NG Solution Team
Mobile Apps

Will Samsung delete your Health data if you refuse AI training?

Samsung Health users are being prompted to allow their health data to be used for AI training and modeling. The new consent screen, rolled out in the latest app version on Android, asks whether stored and future Samsung Health data can be processed for AI purposes — including human review when necessary. The update raises immediate questions about data retention and device syncing for users who withhold consent.

What Samsung is asking users to agree to
The prompt explains that consenting permits Samsung to use existing and incoming Samsung Health information for AI training and modeling. It specifically notes that “human review” of data may occur when required, a phrase that emphasizes manual inspection alongside automated processing.

What happens if you decline — or later withdraw consent
If a user declines the initial request, the company states their data will not be used for AI training. But the flow is more complex for users who first agree and later try to disable the related setting. When toggling off the AI-training option in Settings, the app warns that withdrawing consent will trigger deletion of the user’s Samsung Health data from Samsung’s servers and will also disable Samsung Cloud sync for Health data.

Key ambiguities in the notification
The wording does not clarify whether deletion applies only to data collected after consent was withdrawn or to all historical Samsung Health records stored on the company’s servers.
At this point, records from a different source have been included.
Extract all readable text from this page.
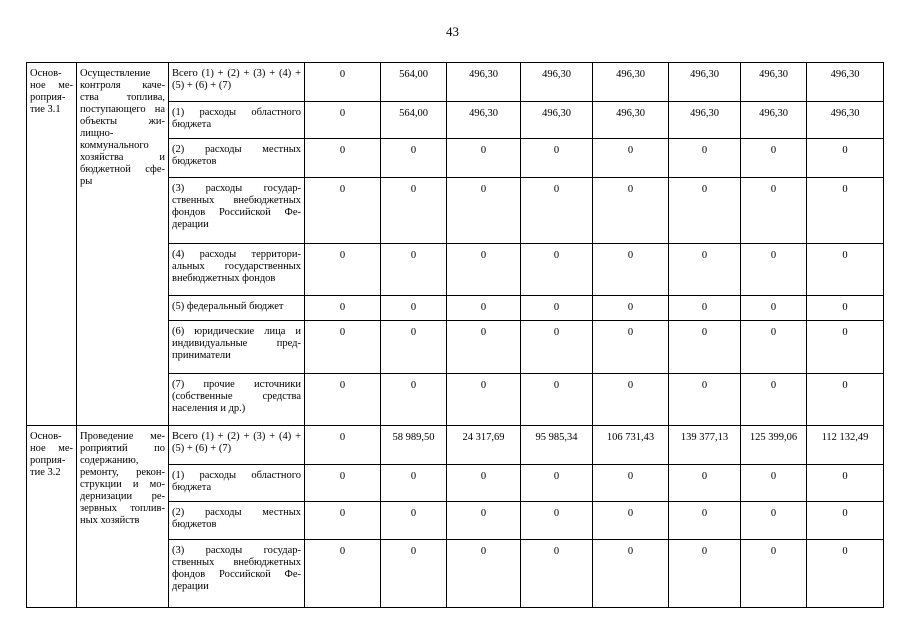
43
Основ- ное ме- роприя- тие 3.1	Осуществление контроля каче- ства топлива, поступающего на объекты жи- лищно- коммунального хозяйства и бюджетной сфе- ры	Всего (1) + (2) + (3) + (4) + (5) + (6) + (7)	0	564,00	496,30	496,30	496,30	496,30	496,30	496,30
		(1) расходы областного бюджета	0	564,00	496,30	496,30	496,30	496,30	496,30	496,30
		(2) расходы местных бюджетов	0	0	0	0	0	0	0	0
		(3) расходы государ- ственных внебюджетных фондов Российской Фе- дерации	0	0	0	0	0	0	0	0
		(4) расходы территори- альных государственных внебюджетных фондов	0	0	0	0	0	0	0	0
		(5) федеральный бюджет	0	0	0	0	0	0	0	0
		(6) юридические лица и индивидуальные пред- приниматели	0	0	0	0	0	0	0	0
		(7) прочие источники (собственные средства населения и др.)	0	0	0	0	0	0	0	0
Основ- ное ме- роприя- тие 3.2	Проведение ме- роприятий по содержанию, ремонту, рекон- струкции и мо- дернизации ре- зервных топлив- ных хозяйств	Всего (1) + (2) + (3) + (4) + (5) + (6) + (7)	0	58 989,50	24 317,69	95 985,34	106 731,43	139 377,13	125 399,06	112 132,49
		(1) расходы областного бюджета	0	0	0	0	0	0	0	0
		(2) расходы местных бюджетов	0	0	0	0	0	0	0	0
		(3) расходы государ- ственных внебюджетных фондов Российской Фе- дерации	0	0	0	0	0	0	0	0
It also leaves unclear whether local device copies remain intact, or whether disabling sync prevents cross-device continuity of activity and health metrics.

Privacy and trust implications
Health-tracking data is highly sensitive, and tying cloud sync functionality to consent for AI training could erode user trust. Users may feel pressured to consent if they rely on Samsung Cloud to back up and synchronize vital health metrics across devices. The mention of human review further heightens privacy concerns for people who expect automated, de-identified processing.

What users should check and consider
– Review the exact consent wording in your Samsung Health app before accepting.
– Verify whether data remains on your device after withdrawing consent or whether deletion is comprehensive.
– Back up important health records locally if you rely on history and sync is disabled.
– Monitor official updates from Samsung clarifying retention periods, deletion scope, and the fate of synced archives.

Final note
The new consent prompt signals a significant shift in how Samsung Health handles user data for AI. Until the company issues clear guidance about which records are deleted and how sync is affected, users should proceed cautiously, review settings closely, and preserve any essential health information they cannot afford to lose.